One of the ways, he said, was to take some workers’ cases to the courts to challenge the constitutionality of the law.

Amendments to the Labour Act were rushed through Parliament a fortnight ago following massive job losses where more than 25 000 people were sent packing after the Supreme Court ruling of July 17.

Although some workers have welcomed the Act, which allows fired employees to get packages in retrospect, the ZCTU says it demanded more.

“For now, the document might look alright, but as the ZCTU, we don’t think it is okay,” Moyo said.

“There are several provisions in that Act which are retrogressive.

For now, the employer or government might not decide to use them, but who knows when the stubborn one will come to apply those provisions and open floodgates of employee abuse again.”

Moyo said they would launch their challenge in three ways.

“We will engage the government whenever the platform is availed to us. That is number one. Secondly, we will take the legal route,” he said. On this one, we will take a few cases of fired workers to court and challenge the constitutionality of the law. It has many loopholes that can be abused.

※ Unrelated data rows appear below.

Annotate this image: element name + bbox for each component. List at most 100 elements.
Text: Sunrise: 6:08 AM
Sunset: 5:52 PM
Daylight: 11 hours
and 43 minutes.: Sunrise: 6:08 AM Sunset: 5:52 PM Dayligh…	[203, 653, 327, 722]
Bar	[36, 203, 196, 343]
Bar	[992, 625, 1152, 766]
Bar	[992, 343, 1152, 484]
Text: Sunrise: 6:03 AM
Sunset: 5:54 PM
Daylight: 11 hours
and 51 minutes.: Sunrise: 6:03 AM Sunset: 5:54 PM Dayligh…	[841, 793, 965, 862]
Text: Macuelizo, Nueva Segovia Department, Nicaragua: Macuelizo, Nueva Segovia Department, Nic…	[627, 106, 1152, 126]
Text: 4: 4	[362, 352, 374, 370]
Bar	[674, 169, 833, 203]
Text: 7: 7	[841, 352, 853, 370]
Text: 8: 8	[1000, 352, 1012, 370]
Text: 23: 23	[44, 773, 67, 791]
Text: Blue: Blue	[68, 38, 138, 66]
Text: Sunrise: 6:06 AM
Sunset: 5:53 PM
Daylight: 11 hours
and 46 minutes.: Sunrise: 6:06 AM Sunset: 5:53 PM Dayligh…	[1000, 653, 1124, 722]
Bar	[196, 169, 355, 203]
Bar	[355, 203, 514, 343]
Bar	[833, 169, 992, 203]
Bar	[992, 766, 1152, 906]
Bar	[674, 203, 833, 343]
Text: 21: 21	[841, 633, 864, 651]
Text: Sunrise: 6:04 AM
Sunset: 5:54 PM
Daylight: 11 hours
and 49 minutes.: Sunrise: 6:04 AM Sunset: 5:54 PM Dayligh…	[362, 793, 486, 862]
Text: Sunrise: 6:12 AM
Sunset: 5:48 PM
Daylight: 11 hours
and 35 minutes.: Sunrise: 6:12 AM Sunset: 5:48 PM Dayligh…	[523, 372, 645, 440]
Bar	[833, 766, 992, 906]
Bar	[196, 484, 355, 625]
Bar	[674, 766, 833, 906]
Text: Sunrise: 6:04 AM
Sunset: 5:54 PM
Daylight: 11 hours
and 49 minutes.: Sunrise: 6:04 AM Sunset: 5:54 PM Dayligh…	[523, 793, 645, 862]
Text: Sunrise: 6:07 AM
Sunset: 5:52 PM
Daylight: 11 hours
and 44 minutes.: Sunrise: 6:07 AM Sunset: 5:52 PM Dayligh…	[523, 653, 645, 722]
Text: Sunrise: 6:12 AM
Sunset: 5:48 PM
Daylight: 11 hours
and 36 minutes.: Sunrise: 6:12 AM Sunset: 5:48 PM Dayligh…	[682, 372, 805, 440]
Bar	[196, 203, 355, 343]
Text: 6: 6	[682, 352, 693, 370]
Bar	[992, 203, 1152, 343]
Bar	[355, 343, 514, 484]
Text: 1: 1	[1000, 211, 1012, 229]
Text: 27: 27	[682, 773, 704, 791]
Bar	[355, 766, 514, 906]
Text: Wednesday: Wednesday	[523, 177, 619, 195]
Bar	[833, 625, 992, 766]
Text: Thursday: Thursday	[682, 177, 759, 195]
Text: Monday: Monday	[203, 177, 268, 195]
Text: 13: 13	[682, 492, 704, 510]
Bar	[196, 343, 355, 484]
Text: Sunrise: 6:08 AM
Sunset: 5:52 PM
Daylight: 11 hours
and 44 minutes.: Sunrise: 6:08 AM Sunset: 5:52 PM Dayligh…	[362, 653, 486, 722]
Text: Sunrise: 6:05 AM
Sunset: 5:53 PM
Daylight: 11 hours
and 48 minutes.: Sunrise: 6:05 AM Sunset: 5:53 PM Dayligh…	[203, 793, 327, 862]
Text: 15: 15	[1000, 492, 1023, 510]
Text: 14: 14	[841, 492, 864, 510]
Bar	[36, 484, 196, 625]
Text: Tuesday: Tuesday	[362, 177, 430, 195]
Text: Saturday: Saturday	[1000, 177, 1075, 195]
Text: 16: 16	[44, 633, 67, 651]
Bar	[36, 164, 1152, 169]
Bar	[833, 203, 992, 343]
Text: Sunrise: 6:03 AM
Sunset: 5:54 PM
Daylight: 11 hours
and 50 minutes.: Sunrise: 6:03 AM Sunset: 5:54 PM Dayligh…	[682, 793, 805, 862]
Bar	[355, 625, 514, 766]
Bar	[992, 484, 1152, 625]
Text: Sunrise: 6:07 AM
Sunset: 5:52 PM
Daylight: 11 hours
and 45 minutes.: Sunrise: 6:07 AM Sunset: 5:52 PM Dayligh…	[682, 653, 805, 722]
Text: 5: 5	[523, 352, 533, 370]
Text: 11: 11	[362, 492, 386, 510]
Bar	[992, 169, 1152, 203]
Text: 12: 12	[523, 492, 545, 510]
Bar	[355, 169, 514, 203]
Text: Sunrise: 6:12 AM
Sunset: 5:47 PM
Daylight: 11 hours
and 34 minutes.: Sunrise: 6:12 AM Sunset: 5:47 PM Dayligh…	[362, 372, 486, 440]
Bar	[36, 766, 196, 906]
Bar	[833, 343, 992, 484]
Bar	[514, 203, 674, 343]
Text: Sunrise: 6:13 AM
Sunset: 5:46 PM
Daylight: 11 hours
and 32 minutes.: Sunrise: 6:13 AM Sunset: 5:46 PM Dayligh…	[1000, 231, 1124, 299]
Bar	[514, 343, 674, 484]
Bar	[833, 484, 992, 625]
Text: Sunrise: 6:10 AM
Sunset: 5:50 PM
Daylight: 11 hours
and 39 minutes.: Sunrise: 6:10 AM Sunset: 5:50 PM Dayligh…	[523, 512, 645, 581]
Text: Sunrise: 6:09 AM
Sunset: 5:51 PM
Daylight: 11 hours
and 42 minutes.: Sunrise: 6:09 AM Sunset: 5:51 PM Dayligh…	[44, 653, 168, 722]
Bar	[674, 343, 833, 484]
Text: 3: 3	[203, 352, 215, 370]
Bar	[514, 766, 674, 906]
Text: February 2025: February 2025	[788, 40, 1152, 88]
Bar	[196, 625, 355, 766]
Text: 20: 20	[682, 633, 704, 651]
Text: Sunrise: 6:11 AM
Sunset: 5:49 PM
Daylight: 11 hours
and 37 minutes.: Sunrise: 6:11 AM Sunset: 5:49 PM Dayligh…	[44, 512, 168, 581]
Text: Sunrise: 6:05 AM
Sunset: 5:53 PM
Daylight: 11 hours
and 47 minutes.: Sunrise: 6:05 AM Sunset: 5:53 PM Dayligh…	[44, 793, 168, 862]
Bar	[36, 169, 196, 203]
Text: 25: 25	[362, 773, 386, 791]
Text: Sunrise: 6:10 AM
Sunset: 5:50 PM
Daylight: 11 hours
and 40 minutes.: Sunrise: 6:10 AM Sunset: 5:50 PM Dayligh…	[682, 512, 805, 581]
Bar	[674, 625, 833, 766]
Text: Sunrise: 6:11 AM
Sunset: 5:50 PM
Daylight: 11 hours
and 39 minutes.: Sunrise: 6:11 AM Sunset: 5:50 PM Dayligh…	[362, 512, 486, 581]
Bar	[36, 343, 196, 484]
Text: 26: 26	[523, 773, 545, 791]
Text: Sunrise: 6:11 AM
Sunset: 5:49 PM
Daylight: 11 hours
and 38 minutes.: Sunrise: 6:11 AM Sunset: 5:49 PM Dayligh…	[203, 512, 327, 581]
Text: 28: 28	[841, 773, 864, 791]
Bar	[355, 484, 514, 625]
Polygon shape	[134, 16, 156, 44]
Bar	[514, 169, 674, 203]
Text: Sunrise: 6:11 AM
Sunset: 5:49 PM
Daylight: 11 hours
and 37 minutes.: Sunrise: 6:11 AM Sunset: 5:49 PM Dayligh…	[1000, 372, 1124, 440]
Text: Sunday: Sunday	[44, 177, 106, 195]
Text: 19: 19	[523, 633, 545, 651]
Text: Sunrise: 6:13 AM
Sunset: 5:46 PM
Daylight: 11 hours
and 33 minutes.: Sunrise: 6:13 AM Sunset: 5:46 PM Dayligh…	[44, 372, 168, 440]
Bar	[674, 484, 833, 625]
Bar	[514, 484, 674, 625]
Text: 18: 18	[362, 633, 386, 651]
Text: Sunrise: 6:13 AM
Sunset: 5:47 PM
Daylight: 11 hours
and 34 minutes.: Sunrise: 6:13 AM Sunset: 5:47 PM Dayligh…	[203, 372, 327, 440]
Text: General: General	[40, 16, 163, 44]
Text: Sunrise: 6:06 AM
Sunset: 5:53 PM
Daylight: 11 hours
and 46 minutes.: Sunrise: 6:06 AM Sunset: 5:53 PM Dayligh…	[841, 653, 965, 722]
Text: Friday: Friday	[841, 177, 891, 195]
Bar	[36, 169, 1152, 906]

“Thirdly, we are going to use political power to show our anger. We will go to the streets to demonstrate.”

Among the loopholes, the ZCTU said the provision of two weeks’ salary for every year served was unacceptable and also that Section (3), which allowed the employer to apply for exemption if it could not afford to pay the minimum retrenchment package was also unacceptable.

According to the amendments, an employer can apply for exemption to the retrenchment board and if there is no response within 14 days, then the application is deemed successful.

“How can the inefficiency of the retrenchment board or its administrative challenges become an approval of an exemption by default? This only serves the employers’ interests and it has to be challenged,” Moyo said.

He said the Labour minister was also given too much power, even to poke her nose into the running of unions and employment councils. He said this was contrary to various clauses approved by the International Labour Organisation (ILO).

ZCTU said powers for collective bargaining were now eroded in the newly-enacted law. He said a few gains that were achieved during former Labour minister Nicholas Goche’s era had now all been thrown down the drain.

“During Goche’s time, social partners agreed on 13 sets of principles.

The legislation was supposed to speak to those 13 principles, but this document has abandoned that,” Moyo said.

“Some of the principles included the right to strike, the issue of maternity leave and mechanisms for dispute resolution in Zimbabwe and retrenchments. The current law takes us back to the 1980s by creating labour officers who will obviously be overwhelmed by the bureaucracy in government.

”MDC-T spokesperson Obert Gutu also said his party fully associated itself with reservations expressed by the ZCTU on the Labour Amendment Act.

“The Bill was rushed through Parliament and the final product contains a lot of rough edges. If you scrutinise that Act, you will realise that workers still remain vulnerable, particularly when it comes to issues to do with retrenchment packages,” Gutu said.

The National Constitutional Assembly (NCA) also said in as much as they embraced the law, some provisions still needed revisiting.

“The new law is good as far as it stops employers from dismissing workers wantonly. However, as NCA, we disagree with the part of the law that says when workers are retrenched they must get a package of two weeks salary for every year served. We believe this is too little. It will be much better if it was increased to one month salary for every year worked,” said Madock Chivasa, NCA spokesperson.